3. North Carolina’s Justice Reinvestment Act went into effect last week. We’ll see how it plays out here, but I was interested to note this story in the Austin Statesman reporting that prison capacity and costs continue to rise in Texas, notwithstanding the recent implementation of justice reinvestment reforms in that state. The newspaper contends that “[t]he situation illustrates how difficult it is to significantly reduce prison costs in a fast-growing state like Texas without confronting a tough political question: Can society afford to keep so many criminals behind bars?” Wasn’t that exactly the tough question that justice reinvestment was supposed to be confronting?
4.Doug Berman discusses former Illinois Governor Rod Blagojevich’s 14-year sentence here, and discusses former ballplayer Barry Bonds’ request for a sentence of home confinement here.
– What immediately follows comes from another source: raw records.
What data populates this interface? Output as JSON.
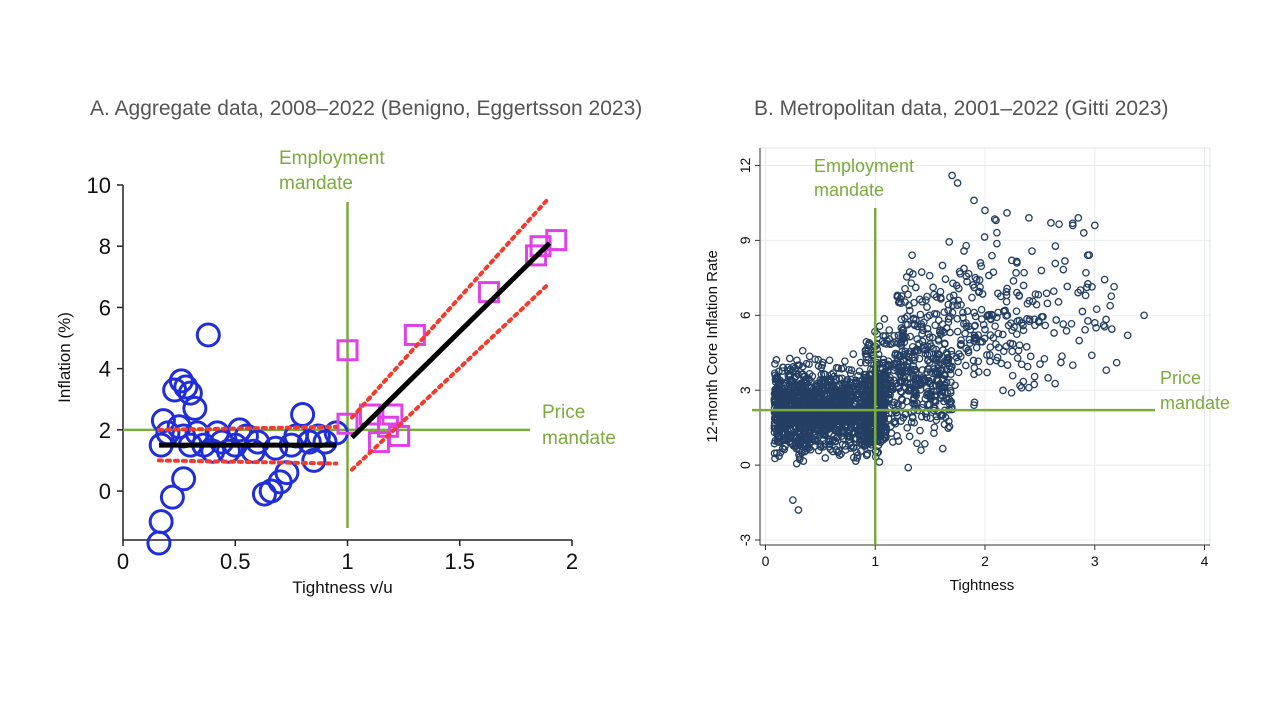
{
  "colors": {
    "mandate_line": "#7aab3c",
    "circle_marker": "#1f2ed8",
    "square_marker": "#e040e8",
    "fit_line": "#000000",
    "ci_line": "#f23b2c",
    "metro_marker": "#243f63",
    "grid": "#e8ecf1"
  },
  "chart_data": [
    {
      "type": "scatter",
      "title": "A. Aggregate data, 2008–2022 (Benigno, Eggertsson 2023)",
      "xlabel": "Tightness v/u",
      "ylabel": "Inflation (%)",
      "xlim": [
        0,
        2
      ],
      "ylim": [
        -1.6,
        10
      ],
      "x_ticks": [
        "0",
        "0.5",
        "1",
        "1.5",
        "2"
      ],
      "y_ticks": [
        "0",
        "2",
        "4",
        "6",
        "8",
        "10"
      ],
      "grid": false,
      "annotations": {
        "employment_mandate": [
          "Employment",
          "mandate"
        ],
        "price_mandate": [
          "Price",
          "mandate"
        ]
      },
      "reference_lines": {
        "vertical_x": 1.0,
        "horizontal_y": 2.0
      },
      "series": [
        {
          "marker": "circle",
          "points": [
            [
              0.16,
              -1.7
            ],
            [
              0.17,
              -1.0
            ],
            [
              0.22,
              -0.2
            ],
            [
              0.27,
              0.4
            ],
            [
              0.17,
              1.5
            ],
            [
              0.18,
              2.3
            ],
            [
              0.2,
              1.9
            ],
            [
              0.23,
              3.3
            ],
            [
              0.26,
              3.6
            ],
            [
              0.28,
              3.4
            ],
            [
              0.3,
              3.2
            ],
            [
              0.32,
              2.7
            ],
            [
              0.25,
              2.1
            ],
            [
              0.27,
              1.8
            ],
            [
              0.3,
              1.5
            ],
            [
              0.33,
              1.9
            ],
            [
              0.36,
              1.5
            ],
            [
              0.38,
              5.1
            ],
            [
              0.4,
              1.3
            ],
            [
              0.44,
              1.6
            ],
            [
              0.47,
              1.3
            ],
            [
              0.5,
              1.5
            ],
            [
              0.52,
              2.0
            ],
            [
              0.55,
              1.8
            ],
            [
              0.58,
              1.3
            ],
            [
              0.6,
              1.6
            ],
            [
              0.63,
              -0.1
            ],
            [
              0.66,
              0.0
            ],
            [
              0.7,
              0.3
            ],
            [
              0.73,
              0.6
            ],
            [
              0.75,
              1.5
            ],
            [
              0.77,
              1.8
            ],
            [
              0.8,
              2.5
            ],
            [
              0.83,
              1.6
            ],
            [
              0.87,
              1.8
            ],
            [
              0.9,
              1.6
            ],
            [
              0.95,
              1.9
            ],
            [
              0.85,
              1.0
            ],
            [
              0.42,
              1.9
            ],
            [
              0.68,
              1.4
            ]
          ]
        },
        {
          "marker": "square",
          "points": [
            [
              1.0,
              4.6
            ],
            [
              1.1,
              2.5
            ],
            [
              1.14,
              1.6
            ],
            [
              1.18,
              2.1
            ],
            [
              1.2,
              2.5
            ],
            [
              1.23,
              1.8
            ],
            [
              1.3,
              5.1
            ],
            [
              1.63,
              6.5
            ],
            [
              1.84,
              7.7
            ],
            [
              1.86,
              8.0
            ],
            [
              1.93,
              8.2
            ],
            [
              1.0,
              2.2
            ]
          ]
        }
      ],
      "fit": {
        "segments": [
          [
            [
              0.16,
              1.5
            ],
            [
              0.95,
              1.5
            ]
          ],
          [
            [
              1.02,
              1.75
            ],
            [
              1.9,
              8.1
            ]
          ]
        ],
        "ci_upper": [
          [
            [
              0.16,
              2.0
            ],
            [
              0.95,
              2.1
            ]
          ],
          [
            [
              1.02,
              2.4
            ],
            [
              1.9,
              9.6
            ]
          ]
        ],
        "ci_lower": [
          [
            [
              0.16,
              1.0
            ],
            [
              0.95,
              0.9
            ]
          ],
          [
            [
              1.02,
              0.7
            ],
            [
              1.9,
              6.8
            ]
          ]
        ]
      }
    },
    {
      "type": "scatter",
      "title": "B. Metropolitan data, 2001–2022 (Gitti 2023)",
      "xlabel": "Tightness",
      "ylabel": "12-month Core Inflation Rate",
      "xlim": [
        -0.05,
        4.05
      ],
      "ylim": [
        -3.2,
        12.7
      ],
      "x_ticks": [
        "0",
        "1",
        "2",
        "3",
        "4"
      ],
      "y_ticks": [
        "-3",
        "0",
        "3",
        "6",
        "9",
        "12"
      ],
      "grid": true,
      "annotations": {
        "employment_mandate": [
          "Employment",
          "mandate"
        ],
        "price_mandate": [
          "Price",
          "mandate"
        ]
      },
      "reference_lines": {
        "vertical_x": 1.0,
        "horizontal_y": 2.2
      },
      "series": [
        {
          "marker": "hollow-circle",
          "clusters": [
            {
              "n": 1500,
              "x_range": [
                0.08,
                1.1
              ],
              "y_mean": 2.2,
              "y_sd": 1.1
            },
            {
              "n": 450,
              "x_range": [
                0.9,
                1.7
              ],
              "y_mean": 3.4,
              "y_sd": 1.5
            },
            {
              "n": 230,
              "x_range": [
                1.2,
                2.5
              ],
              "y_mean": 5.5,
              "y_sd": 1.8
            },
            {
              "n": 110,
              "x_range": [
                1.6,
                3.2
              ],
              "y_mean": 6.5,
              "y_sd": 2.1
            }
          ],
          "points": [
            [
              1.7,
              11.6
            ],
            [
              1.75,
              11.3
            ],
            [
              1.9,
              10.6
            ],
            [
              2.0,
              10.2
            ],
            [
              2.1,
              9.8
            ],
            [
              2.2,
              10.1
            ],
            [
              2.4,
              9.9
            ],
            [
              2.6,
              9.7
            ],
            [
              2.8,
              9.6
            ],
            [
              2.85,
              9.9
            ],
            [
              3.0,
              9.6
            ],
            [
              2.9,
              9.3
            ],
            [
              3.45,
              6.0
            ],
            [
              3.2,
              4.1
            ],
            [
              3.0,
              5.7
            ],
            [
              3.3,
              5.2
            ],
            [
              2.4,
              3.1
            ],
            [
              2.8,
              4.0
            ],
            [
              1.6,
              2.0
            ],
            [
              1.9,
              2.4
            ],
            [
              1.3,
              -0.1
            ],
            [
              0.3,
              -1.8
            ],
            [
              0.25,
              -1.4
            ]
          ]
        }
      ]
    }
  ]
}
Berman says he “suspect[s] Barry Bonds’ residence is pretty darn nice,” and wonders how much punishment home confinement would be. Some quick and possibly unreliable internet research turned up the picture below, and I would simply like to request that I, too, be ordered to serve a sentence of home confinement at the Bonds residence.
5. Even farther afield, Confrontation Clause junkies will be interested in this post on the Volokh Conspiracy, discussing whether, in a Canadian sexual assault case, the victim may testify while wearing an Islamic facial veil.
6. Finally, on the lighter side, the holidays are coming up and that means gift-giving opportunities. For the little munchkin on your list, you may wish to consider this FBI Agent play set, complete with tactical vest, working handcuffs and a collapsible baton. Cute! If there’s a lawyer on your list, consider purchasing him or her some billboard space. Some classic designs are here and here. The absolute best, simplest, and most direct message, shown in the latter link: “Call me. I’m a lawyer. I’m on a billboard.” Enough said.